1. Gather the following information:

   Parameter	Description
   Tenant ID	The Directory (tenant) ID for the related application registered in Microsoft Entra ID.
   Client ID	The Application (client) ID for the related application registered in Microsoft Entra ID.
   Client secret	The Value of the client secret for the related application registered in Microsoft Entra ID.

2. Use the preceding information along with curl to get the Microsoft Entra ID access token.

   curl -X POST -H 'Content-Type: application/x-www-form-urlencoded' \
   https://login.microsoftonline.com/<tenant-id>/oauth2/v2.0/token \
   -d 'client_id=<client-id>' \
   -d 'grant_type=client_credentials' \
   -d 'scope=2ff814a6-3304-4ab8-85cb-cd0e6f879c1d%2F.default' \
   -d 'client_secret=<client-secret>'
   

   Replace:

   • <tenant-id> with the registered application’s tenant ID.
   • <client-id> with the registered application’s client ID.
   • <client-secret> with the registered application’s client secret value.
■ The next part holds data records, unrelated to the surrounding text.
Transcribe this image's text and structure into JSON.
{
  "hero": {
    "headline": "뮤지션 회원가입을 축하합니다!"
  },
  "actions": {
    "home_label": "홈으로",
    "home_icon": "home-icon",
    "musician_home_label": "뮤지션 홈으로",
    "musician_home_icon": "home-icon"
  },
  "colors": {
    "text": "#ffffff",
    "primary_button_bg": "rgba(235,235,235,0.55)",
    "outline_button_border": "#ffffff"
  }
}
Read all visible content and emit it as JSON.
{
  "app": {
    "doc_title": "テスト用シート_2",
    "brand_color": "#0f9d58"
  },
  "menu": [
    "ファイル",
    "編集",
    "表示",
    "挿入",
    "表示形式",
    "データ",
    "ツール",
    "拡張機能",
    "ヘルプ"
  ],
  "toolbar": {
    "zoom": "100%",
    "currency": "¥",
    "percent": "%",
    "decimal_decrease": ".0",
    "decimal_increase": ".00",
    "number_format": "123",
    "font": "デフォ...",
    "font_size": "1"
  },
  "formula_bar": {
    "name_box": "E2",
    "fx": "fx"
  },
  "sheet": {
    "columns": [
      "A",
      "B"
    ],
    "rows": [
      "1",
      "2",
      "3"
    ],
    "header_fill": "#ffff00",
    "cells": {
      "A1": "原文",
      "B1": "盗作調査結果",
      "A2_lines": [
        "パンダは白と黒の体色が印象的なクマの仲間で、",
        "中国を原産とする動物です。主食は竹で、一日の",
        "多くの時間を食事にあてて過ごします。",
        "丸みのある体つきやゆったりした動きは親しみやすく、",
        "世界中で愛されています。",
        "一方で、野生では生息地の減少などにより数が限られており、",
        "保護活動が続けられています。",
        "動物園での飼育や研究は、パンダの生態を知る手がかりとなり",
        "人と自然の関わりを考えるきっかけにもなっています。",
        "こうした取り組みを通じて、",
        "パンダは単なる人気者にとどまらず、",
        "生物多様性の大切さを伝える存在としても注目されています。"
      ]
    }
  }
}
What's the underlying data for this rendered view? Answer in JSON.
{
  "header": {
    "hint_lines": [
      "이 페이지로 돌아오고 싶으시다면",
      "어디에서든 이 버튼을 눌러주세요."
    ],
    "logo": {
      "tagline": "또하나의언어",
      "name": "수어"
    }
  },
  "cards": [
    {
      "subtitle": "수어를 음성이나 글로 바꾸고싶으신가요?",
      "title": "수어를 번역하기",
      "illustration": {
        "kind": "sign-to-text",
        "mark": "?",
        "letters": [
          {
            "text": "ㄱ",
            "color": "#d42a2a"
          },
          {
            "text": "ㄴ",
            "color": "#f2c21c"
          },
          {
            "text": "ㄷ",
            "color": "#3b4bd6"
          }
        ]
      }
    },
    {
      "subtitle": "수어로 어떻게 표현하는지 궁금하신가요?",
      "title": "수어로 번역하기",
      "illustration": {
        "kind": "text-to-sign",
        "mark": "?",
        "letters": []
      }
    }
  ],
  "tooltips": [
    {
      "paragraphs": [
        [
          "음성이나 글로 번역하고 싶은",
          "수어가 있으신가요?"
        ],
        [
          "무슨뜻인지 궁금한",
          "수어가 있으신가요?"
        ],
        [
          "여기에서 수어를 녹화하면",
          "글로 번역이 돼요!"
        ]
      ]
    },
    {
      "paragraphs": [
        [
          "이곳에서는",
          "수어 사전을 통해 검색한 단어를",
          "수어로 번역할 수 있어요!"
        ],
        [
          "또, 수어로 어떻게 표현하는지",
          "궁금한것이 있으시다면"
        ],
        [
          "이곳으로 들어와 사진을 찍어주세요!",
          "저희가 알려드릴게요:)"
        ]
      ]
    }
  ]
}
   Do not change the value of the scope parameter. It represents the programmatic ID for Azure Databricks (2ff814a6-3304-4ab8-85cb-cd0e6f879c1d) along with the default scope (/.default, URL-encoded as %2f.default).

   For example:

   curl -X POST -H 'Content-Type: application/x-www-form-urlencoded' \
   https://login.microsoftonline.com/a1bc2d34-5e67-8f89-01ab-c2345d6c78de/oauth2/v2.0/token \
   -d 'client_id=12a34b56-789c-0d12-e3fa-b456789c0123' \
   -d 'grant_type=client_credentials' \
   -d 'scope=2ff814a6-3304-4ab8-85cb-cd0e6f879c1d%2F.default' \
   -d 'client_secret=abc1D~Ef...2ghIJKlM3'
   

   The Microsoft Entra ID access token is in the access_token value within the output of the call.

The Microsoft Entra ID access token can be used to call the Tokens API to create a Databricks personal access token for the service principal.

Note

It’s not possible to create, list, or manage a token for a service principal from within the Azure Databricks UI.